Wednesday, February 20, 2008

Judge orders Wikileaks off the air

A Californian court has ordered a whistle-blowing website to be taken down in a controversial ruling last Friday. Wikileaks.org was ordered off the air by Judge Jeffrey S. White of the Federal District Court following a case brought by Swiss banking group Julius Baer. Lawyers for Julius Baer brought the case to trial after several documents posted on the site allegedly revealed that the bank was involved with money laundering and tax evasion. The bank alleges the documents were stolen.

After an ex-parte hearing, the court ordered the controller of the sites domain name, Dynadot, should "prevent the domain name from resolving to the wikileaks.org website or any other website or server other than a blank park page, until further order of this Court." Wikileaks did not have the chance to address the issue in court. They claim that the order was unconstitutional and said that the site had been forcibly censored. The judge ordered Dynadot to delete Wikileaks.org deleted from the DNS (domain name server) but clearly does not understand how the internet works. Despite the order, the site can still be accessed via the IP address "http://88.80.13.160" at its Swedish hosting site and through mirror sites in Europe that replicate its contents.
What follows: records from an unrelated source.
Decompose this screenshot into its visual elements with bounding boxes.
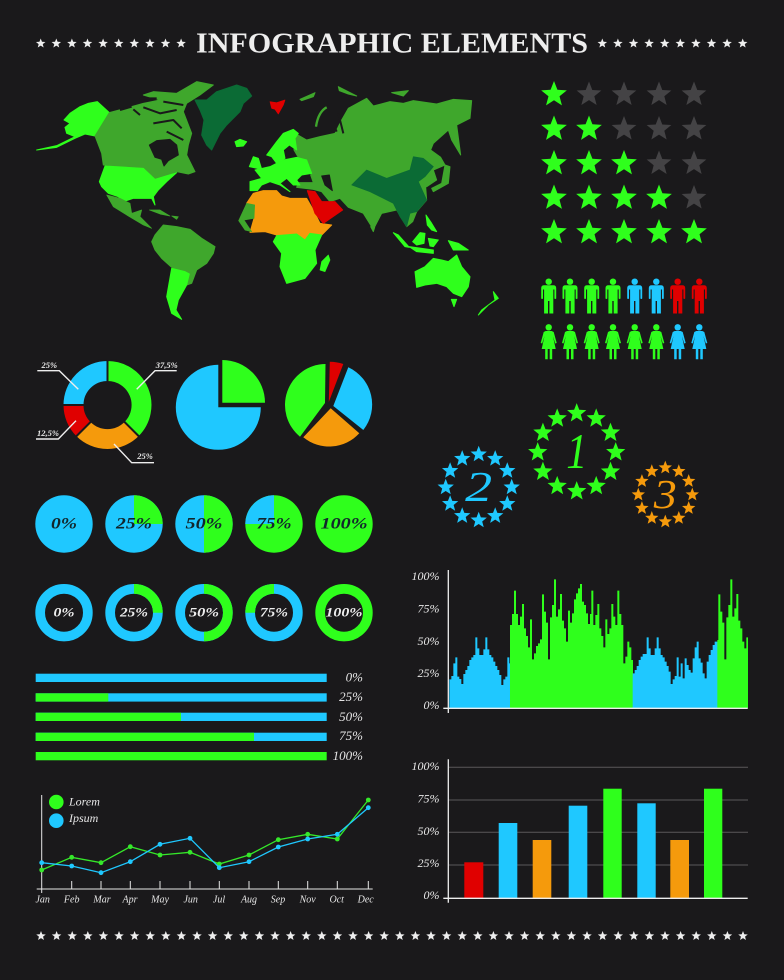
green area 2	[717, 579, 748, 708]
percentage rings	[40, 589, 368, 637]
month labels: Apr	[122, 895, 138, 906]
ring 75%: 75%	[260, 605, 288, 620]
Arabia	[307, 191, 343, 223]
month labels: Jul	[213, 895, 225, 906]
people icons: men	[541, 278, 707, 314]
Greenland	[195, 85, 252, 150]
month labels	[35, 895, 374, 906]
pie 75%: 75%	[256, 516, 292, 533]
star ratings	[541, 81, 707, 243]
series Lorem	[39, 798, 371, 872]
Indonesia and Philippines	[393, 215, 468, 253]
month labels: Feb	[63, 895, 79, 906]
area chart labels: 50%	[418, 634, 440, 648]
South America south	[167, 268, 189, 319]
bars	[464, 789, 722, 898]
bar chart labels: 100%	[412, 759, 440, 773]
area chart axes	[443, 570, 748, 713]
medal 1: 1	[566, 423, 587, 479]
area chart labels	[412, 569, 440, 712]
world map	[37, 82, 498, 319]
progress bars: 100%	[333, 748, 363, 763]
month labels: Sep	[271, 895, 285, 906]
USA	[99, 166, 177, 205]
medal 3	[632, 461, 699, 527]
progress bars	[36, 670, 363, 763]
ring 25%	[110, 589, 158, 637]
China	[352, 157, 433, 227]
month labels: Aug	[240, 895, 257, 906]
pie 0%	[35, 495, 93, 553]
pie 25%	[105, 495, 163, 553]
progress bars: 25%	[339, 689, 363, 704]
ring 100%: 100%	[326, 605, 363, 620]
bar chart labels: 75%	[418, 792, 440, 806]
ring 100%	[320, 589, 368, 637]
area chart labels: 100%	[412, 569, 440, 583]
North Africa	[247, 191, 332, 240]
donut chart with callouts: 12,5%	[37, 428, 59, 438]
rating stars filled	[541, 81, 707, 243]
pie chart: exploded	[285, 362, 372, 446]
Alaska	[37, 102, 109, 150]
pie 25%: 25%	[115, 516, 152, 533]
progress bars: 50%	[339, 709, 363, 724]
Europe	[249, 129, 312, 192]
legend: Ipsum	[68, 811, 99, 825]
Madagascar	[320, 255, 330, 272]
people icons: women	[541, 324, 707, 359]
series Ipsum	[39, 805, 371, 875]
month labels: Mar	[92, 895, 111, 906]
ring 50%	[180, 589, 228, 637]
pie 75%	[245, 495, 303, 553]
Australia	[415, 255, 498, 315]
area chart labels: 75%	[418, 602, 440, 616]
medal 2: 2	[465, 465, 492, 511]
Svalbard	[270, 100, 285, 114]
month labels: Dec	[357, 895, 374, 906]
bar chart labels: 25%	[418, 856, 440, 870]
blue area 2	[633, 637, 718, 708]
ring 50%: 50%	[189, 605, 219, 620]
donut chart with callouts: 25%	[136, 451, 153, 461]
South America north	[152, 225, 215, 285]
bar chart labels: 50%	[418, 824, 440, 838]
line chart axes	[37, 795, 373, 893]
bar chart labels	[412, 759, 440, 902]
pie 50%: 50%	[186, 516, 222, 533]
pie 100%	[315, 495, 373, 553]
bar chart axes	[443, 759, 748, 903]
medal 3: 3	[653, 471, 677, 517]
West Sahara	[239, 203, 255, 232]
medal 1	[528, 403, 625, 500]
month labels: Oct	[329, 895, 344, 906]
blue area 1	[449, 637, 510, 708]
month labels: Nov	[299, 895, 316, 906]
percentage pies	[35, 495, 373, 553]
legend	[49, 794, 100, 828]
rating stars empty	[577, 82, 706, 209]
progress bars: 0%	[346, 670, 363, 685]
ring 0%: 0%	[54, 605, 75, 620]
pie 0%: 0%	[51, 516, 77, 533]
area chart labels: 0%	[424, 698, 440, 712]
title: INFOGRAPHIC ELEMENTS	[196, 28, 588, 60]
month labels: Jun	[183, 895, 198, 906]
donut chart with callouts: 25%	[41, 360, 57, 370]
Canada	[95, 82, 213, 179]
pie chart: quarter	[176, 360, 265, 450]
Sub-Saharan Africa	[273, 233, 322, 283]
line chart	[35, 794, 374, 906]
progress bars: 75%	[339, 728, 363, 743]
bar chart labels: 0%	[424, 888, 440, 902]
ring 0%	[40, 589, 88, 637]
donut chart with callouts: 37,5%	[155, 360, 178, 370]
header stars right	[598, 38, 747, 48]
medal 2	[438, 446, 520, 527]
green area 1	[510, 579, 633, 708]
month labels: May	[150, 895, 169, 906]
donut chart with callouts	[36, 360, 178, 463]
bar chart	[412, 759, 748, 903]
pie 50%	[175, 495, 233, 553]
area chart labels: 25%	[418, 666, 440, 680]
ring 25%: 25%	[119, 605, 148, 620]
legend: Lorem	[68, 794, 100, 808]
Russia and Asia	[294, 87, 472, 232]
Central America	[107, 195, 178, 228]
pie 100%: 100%	[320, 516, 368, 533]
Iceland	[235, 139, 247, 147]
footer stars	[36, 931, 748, 940]
ring 75%	[250, 589, 298, 637]
header stars left	[36, 38, 186, 48]
area step chart	[412, 569, 748, 713]
month labels: Jan	[35, 895, 50, 906]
The take-down decision has caused uproar and derision in the online community. Writing in the Guardian, Charles Arthur says the decision is a prima facie infringement of the US First Amendment prohibiting the abridging of free speech. Arthur says Wikileaks has annoyed many people with its determination to publish leaked documents. “Finally,” he says, "it properly annoyed someone who had the money for lawyers”.
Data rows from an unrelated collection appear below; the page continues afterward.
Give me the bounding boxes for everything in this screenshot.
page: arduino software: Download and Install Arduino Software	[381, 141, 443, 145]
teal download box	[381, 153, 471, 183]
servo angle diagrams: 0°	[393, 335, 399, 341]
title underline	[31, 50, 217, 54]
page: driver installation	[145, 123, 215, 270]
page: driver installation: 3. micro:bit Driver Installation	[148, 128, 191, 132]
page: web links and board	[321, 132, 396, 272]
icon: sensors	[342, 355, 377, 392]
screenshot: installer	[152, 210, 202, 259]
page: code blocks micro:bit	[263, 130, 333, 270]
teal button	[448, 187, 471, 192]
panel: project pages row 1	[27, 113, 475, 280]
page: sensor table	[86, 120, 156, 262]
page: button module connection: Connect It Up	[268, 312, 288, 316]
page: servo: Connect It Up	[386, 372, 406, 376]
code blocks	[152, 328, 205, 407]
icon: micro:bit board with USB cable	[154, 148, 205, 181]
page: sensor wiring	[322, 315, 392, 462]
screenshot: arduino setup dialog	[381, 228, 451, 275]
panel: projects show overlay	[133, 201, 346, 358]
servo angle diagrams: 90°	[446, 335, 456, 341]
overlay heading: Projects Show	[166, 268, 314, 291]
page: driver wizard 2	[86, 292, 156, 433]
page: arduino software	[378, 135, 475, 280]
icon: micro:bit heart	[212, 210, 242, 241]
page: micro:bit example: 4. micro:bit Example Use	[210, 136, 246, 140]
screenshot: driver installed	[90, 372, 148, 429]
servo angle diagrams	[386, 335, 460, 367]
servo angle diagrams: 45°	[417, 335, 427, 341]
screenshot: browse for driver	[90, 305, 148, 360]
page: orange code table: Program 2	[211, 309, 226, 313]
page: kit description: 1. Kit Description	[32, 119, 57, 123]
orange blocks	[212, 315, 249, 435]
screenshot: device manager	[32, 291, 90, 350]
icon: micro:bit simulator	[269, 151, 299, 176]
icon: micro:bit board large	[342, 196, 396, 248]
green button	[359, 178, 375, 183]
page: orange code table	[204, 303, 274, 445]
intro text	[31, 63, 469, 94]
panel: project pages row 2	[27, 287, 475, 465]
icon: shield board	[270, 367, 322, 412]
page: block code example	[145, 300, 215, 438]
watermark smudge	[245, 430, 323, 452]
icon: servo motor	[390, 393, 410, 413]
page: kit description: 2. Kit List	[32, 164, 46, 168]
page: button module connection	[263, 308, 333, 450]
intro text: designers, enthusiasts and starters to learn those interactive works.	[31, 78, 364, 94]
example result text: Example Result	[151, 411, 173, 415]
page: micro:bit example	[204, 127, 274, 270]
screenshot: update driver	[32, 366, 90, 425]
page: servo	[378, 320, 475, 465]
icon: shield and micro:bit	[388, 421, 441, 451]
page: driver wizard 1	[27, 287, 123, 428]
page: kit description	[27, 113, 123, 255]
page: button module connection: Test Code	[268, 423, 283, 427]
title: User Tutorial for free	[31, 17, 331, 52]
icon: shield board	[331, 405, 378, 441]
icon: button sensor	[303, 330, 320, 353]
Duncan Riley at Techcrunch points out that because the material is still available in the public domain, the likelihood is that more people will read the documents as a result of the publicity of the trial than would ever have bothered otherwise. Richard Stiennon at ZDNet says it is an outrageous move by a US court to attempt to destroy a website because of a complaint about a particular set of files. “I wonder how they justify that?” he asked. “Luckily the Internet is made of a series of tubes and the DNS is only a small part of the plumbing”.
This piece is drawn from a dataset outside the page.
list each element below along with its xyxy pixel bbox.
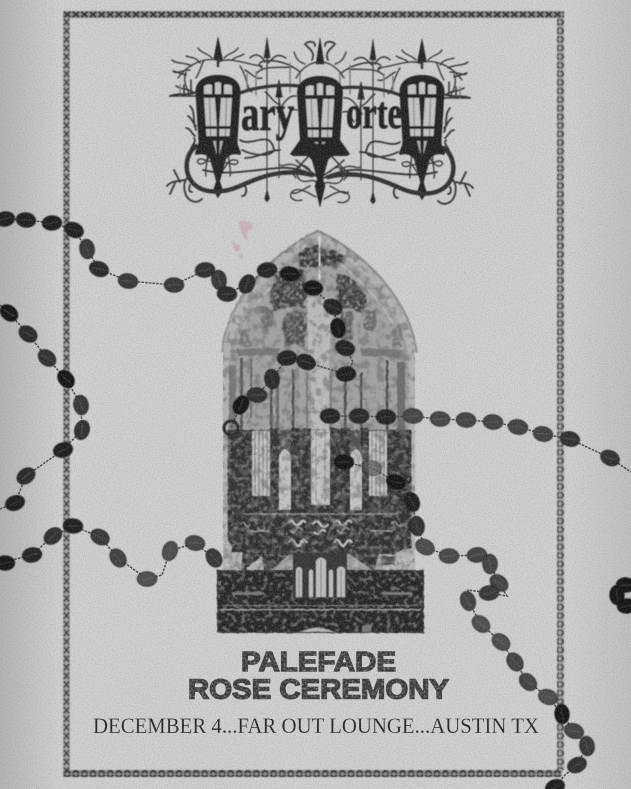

Over at their Swedish home, Wikileaks released the trail of correspondence between themselves and Julius Baer’s solicitors. On 15 January, Baer’s solicitors charged Wikileaks of posting content that constituted “violation of trade secrets, conversion and stolen documents by former employee in violation of a written
Confidentiality agreement and copyright infringement” but consistently refused to reveal the name of their client nor would they identify what documents were causing the trouble. After several more days of fruitless exchanges between Wikileaks and the bank’s lawyers, it all went quiet until the ex-parte hearing last week.

Wikileaks was founded in 2006 by Chinese dissidents and by journalists, mathematicians and computer specialists in the United States, Taiwan, Europe, Australia and South Africa. It has published 1.2 million documents and says its goal, is to develop “an uncensorable Wikipedia for untraceable mass document leaking and analysis.” It has published important leaked material from across the world, including the top secret US Rules of Engagement in Iraq and news about Guantanamo Bay officials conducting covert propaganda attacks on the internet.

The Julius Baer story began in 2005 when the bank’s former Chief Operating Officer on the Cayman Islands was suspected of leaking information to the press. Rudolf Elmer is accused of being the source of the information that the bank specialized in hiding and laundering the money of the ultra rich through anonymising offshore trust structures. Wikileaks obtained and published documents related to the Caymans issue. The bank tried to stop Wikileaks publishing the information because of a court case related to the problem in Switzerland which commenced in December last year.

Julie Turner, a Californian attorney who has represented Wikileaks in previous litigation, told Wired she is surprised that the San Francisco court sanctioned such a broad agreement to remove the site. She had been speaking with the bank last month on Wikileaks' behalf when the negotiations fell through. “It’s like saying that Time magazine published one page of sensitive material so (someone can) seize the entire magazine and put a lock on their presses," she says. With Wikileaks making comparisons to the Pentagon Papers and invoking the First Amendment, this judgement is a certainty to be thrown out in a higher court. In the meantime, the Internet makes the law look like an ass.

2 comments:

Ann ODyne said...

An ass may be stupid, but I bet they ain't hypocrites ... or hypocritters.

Anyone siding with Baer against Mr.Elmer should swing-on over to Grand Cayman, British West Indies and check out the streetscape.

If Baer are stupid enough to think we didn't know already, exactly what some banks get up to on behalf of Big Money, then they are too stupid to be trusted with anyone's money.

I guess life on Cayman 'got to' Mr.Elmer and he cracked.
The biggest threat to any business is a disgruntled employee.

Derek Barry said...

yep, Bank Julius Baer are finding that there is a terrible paradox in trying to stop information hitting the public sphere. The more you try to hide something, the more people are interested in what you are hiding.

Never been to Grand Cayman but would imagine its not short a bob or too.